The possibility of drug legalization has gained traction in Central America, which is being squeezed between suppliers to the south and consumers to the north.
Yet the idea goes against decades of the prohibitionist policy backed by the United States, which is largely followed and enforced in Latin America and the Caribbean.
Obama voiced his view that legalizing drugs isn't a valid option in the United States twice on Saturday -- first during a meeting of business leaders alongside Brazilian President Dilma Rousseff and Colombian President Juan Manuel Santos and later during the hemispheric event's opening day session.
"I think it is entirely legitimate to have a conversation about whether the laws in place are doing more harm than good in certain places," he said at the meeting of business leaders. "I personally, and my administration's position is, that legalization is not the answer."
He reiterated that position while talking at the summit itself, saying "the United States will not be going in this direction."
Nations in the Americas -- including the United States -- have "mutual responsibilities" to tackle the issue, Obama said. To that end, he announced an increase to more than $130 million of funds dedicating to bolstering security and going after narco-traffickers and "gangs" in the region.
In addition to the drug issue, a major talking point in the run-up to the summit was on leaders from the hemisphere who are not present in the coastal city of Cartagena, Colombia.
Venezuela's foreign minister told reporters Saturday that Venezuelan President Hugo Chavez will not attend because of health reasons. Chavez had recently returned to his country from Cuba, where he underwent cancer treatment.
Cuba, which is not a member of the Organization of American States, was not invited to join the leaders. But there was a last-minute push by Ecuador's leftist President Rafael Correa to get Cuban leader Raul Castro a seat at the table.
Correa boycotted the summit because of Cuba's exclusion.
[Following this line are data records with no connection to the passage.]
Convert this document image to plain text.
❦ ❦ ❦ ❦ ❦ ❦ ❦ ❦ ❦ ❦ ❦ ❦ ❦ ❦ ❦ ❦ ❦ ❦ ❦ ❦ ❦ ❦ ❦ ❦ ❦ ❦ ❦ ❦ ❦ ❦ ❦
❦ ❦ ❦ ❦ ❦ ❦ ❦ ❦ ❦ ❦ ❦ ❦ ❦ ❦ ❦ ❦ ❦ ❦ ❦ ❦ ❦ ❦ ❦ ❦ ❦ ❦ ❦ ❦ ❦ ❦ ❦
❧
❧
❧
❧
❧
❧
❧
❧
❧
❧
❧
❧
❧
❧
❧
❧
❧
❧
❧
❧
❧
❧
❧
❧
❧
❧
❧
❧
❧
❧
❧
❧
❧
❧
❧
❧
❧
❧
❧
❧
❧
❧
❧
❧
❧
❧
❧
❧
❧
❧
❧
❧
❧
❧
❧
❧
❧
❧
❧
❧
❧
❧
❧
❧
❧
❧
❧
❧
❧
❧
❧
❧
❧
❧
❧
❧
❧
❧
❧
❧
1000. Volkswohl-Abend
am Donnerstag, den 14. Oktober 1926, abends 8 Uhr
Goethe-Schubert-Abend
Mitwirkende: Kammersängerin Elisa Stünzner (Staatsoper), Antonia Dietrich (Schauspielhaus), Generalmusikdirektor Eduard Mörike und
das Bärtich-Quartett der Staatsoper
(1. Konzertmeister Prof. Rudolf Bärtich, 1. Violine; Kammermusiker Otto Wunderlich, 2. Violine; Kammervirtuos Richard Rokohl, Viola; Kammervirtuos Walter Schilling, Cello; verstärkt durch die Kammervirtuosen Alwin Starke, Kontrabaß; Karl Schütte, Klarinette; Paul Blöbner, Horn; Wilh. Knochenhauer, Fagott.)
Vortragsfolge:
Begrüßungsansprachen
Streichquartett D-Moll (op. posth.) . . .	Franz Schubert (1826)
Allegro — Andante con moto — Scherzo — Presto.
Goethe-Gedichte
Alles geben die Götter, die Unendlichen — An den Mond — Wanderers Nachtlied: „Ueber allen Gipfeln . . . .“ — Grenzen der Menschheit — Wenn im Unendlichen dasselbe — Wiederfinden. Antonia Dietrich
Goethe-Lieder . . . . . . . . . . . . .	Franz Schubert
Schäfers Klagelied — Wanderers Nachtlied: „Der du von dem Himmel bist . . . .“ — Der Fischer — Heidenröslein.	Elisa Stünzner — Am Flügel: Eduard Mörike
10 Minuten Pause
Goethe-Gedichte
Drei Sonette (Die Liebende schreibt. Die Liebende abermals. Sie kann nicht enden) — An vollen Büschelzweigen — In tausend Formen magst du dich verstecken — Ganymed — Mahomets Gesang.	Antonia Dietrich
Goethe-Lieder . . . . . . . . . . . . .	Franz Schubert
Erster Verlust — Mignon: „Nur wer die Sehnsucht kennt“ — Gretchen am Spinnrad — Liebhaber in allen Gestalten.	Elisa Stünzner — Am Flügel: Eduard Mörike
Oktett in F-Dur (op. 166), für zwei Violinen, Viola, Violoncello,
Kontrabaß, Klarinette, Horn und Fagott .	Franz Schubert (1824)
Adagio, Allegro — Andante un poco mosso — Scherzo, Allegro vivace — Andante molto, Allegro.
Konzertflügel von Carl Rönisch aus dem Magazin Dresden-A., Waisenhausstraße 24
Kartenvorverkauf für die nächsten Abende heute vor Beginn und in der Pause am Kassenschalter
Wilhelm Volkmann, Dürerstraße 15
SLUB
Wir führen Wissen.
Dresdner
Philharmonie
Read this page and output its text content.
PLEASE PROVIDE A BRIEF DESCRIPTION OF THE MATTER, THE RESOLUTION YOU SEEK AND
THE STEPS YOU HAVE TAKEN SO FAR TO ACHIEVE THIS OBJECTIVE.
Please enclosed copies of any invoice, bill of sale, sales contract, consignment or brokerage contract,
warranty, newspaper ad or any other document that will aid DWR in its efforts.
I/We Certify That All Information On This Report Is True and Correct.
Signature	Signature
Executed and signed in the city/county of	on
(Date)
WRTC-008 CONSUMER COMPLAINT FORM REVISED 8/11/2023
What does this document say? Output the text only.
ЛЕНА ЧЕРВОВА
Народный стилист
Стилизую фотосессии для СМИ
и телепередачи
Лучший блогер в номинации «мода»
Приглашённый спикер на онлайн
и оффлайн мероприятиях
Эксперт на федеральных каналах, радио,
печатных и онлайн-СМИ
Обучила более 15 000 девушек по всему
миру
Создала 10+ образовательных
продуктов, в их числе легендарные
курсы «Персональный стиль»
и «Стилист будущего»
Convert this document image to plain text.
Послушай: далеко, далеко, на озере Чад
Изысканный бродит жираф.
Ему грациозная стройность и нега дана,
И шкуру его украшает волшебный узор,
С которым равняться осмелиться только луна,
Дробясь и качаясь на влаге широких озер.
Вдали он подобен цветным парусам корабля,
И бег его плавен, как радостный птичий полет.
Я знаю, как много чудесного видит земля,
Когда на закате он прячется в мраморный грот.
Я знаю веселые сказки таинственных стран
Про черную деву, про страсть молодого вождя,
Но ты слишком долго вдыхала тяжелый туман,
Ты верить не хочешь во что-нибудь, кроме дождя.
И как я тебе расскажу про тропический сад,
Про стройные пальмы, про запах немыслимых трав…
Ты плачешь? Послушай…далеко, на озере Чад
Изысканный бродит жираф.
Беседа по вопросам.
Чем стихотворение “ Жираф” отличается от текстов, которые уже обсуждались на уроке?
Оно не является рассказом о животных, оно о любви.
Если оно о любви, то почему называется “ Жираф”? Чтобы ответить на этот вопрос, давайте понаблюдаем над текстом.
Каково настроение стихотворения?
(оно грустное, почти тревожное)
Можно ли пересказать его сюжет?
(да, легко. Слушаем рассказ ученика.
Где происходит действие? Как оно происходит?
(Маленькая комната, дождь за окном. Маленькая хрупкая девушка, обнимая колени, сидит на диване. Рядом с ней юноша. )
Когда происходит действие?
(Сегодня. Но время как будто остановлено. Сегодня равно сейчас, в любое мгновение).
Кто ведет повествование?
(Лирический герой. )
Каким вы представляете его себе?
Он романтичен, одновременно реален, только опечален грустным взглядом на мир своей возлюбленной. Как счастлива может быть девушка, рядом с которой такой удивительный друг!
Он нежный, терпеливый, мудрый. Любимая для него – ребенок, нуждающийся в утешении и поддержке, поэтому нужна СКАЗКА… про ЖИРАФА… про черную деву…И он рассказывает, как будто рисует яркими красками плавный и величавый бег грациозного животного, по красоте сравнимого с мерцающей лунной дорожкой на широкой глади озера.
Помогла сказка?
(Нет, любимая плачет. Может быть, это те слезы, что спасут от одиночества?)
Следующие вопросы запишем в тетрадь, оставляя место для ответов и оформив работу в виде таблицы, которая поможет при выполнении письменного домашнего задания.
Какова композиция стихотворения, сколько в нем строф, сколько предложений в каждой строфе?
Santos, a key U.S. ally, said in his opening remarks Saturday that it was time to overcome such issues -- calling it unthinkable if Cuba is not part of the next Summit of the Americas, as well as nearby Haiti.
At the business leaders' meeting, Rousseff spoke of a need for a "virtuous relationship" based on respect and equality among economies, while Santos said he welcomed a "change of mentality in relations between north and south."
Obama pointed out one change he'd like to see: "I think in Latin America, part of the change in mentality, is also not always looking at the United States as the reason for everything ... that goes wrong."
There are many examples of increased cooperation between the United States and Latin America, but they are not always flashy and don't draw the same type of attention that conflicts do, Obama said.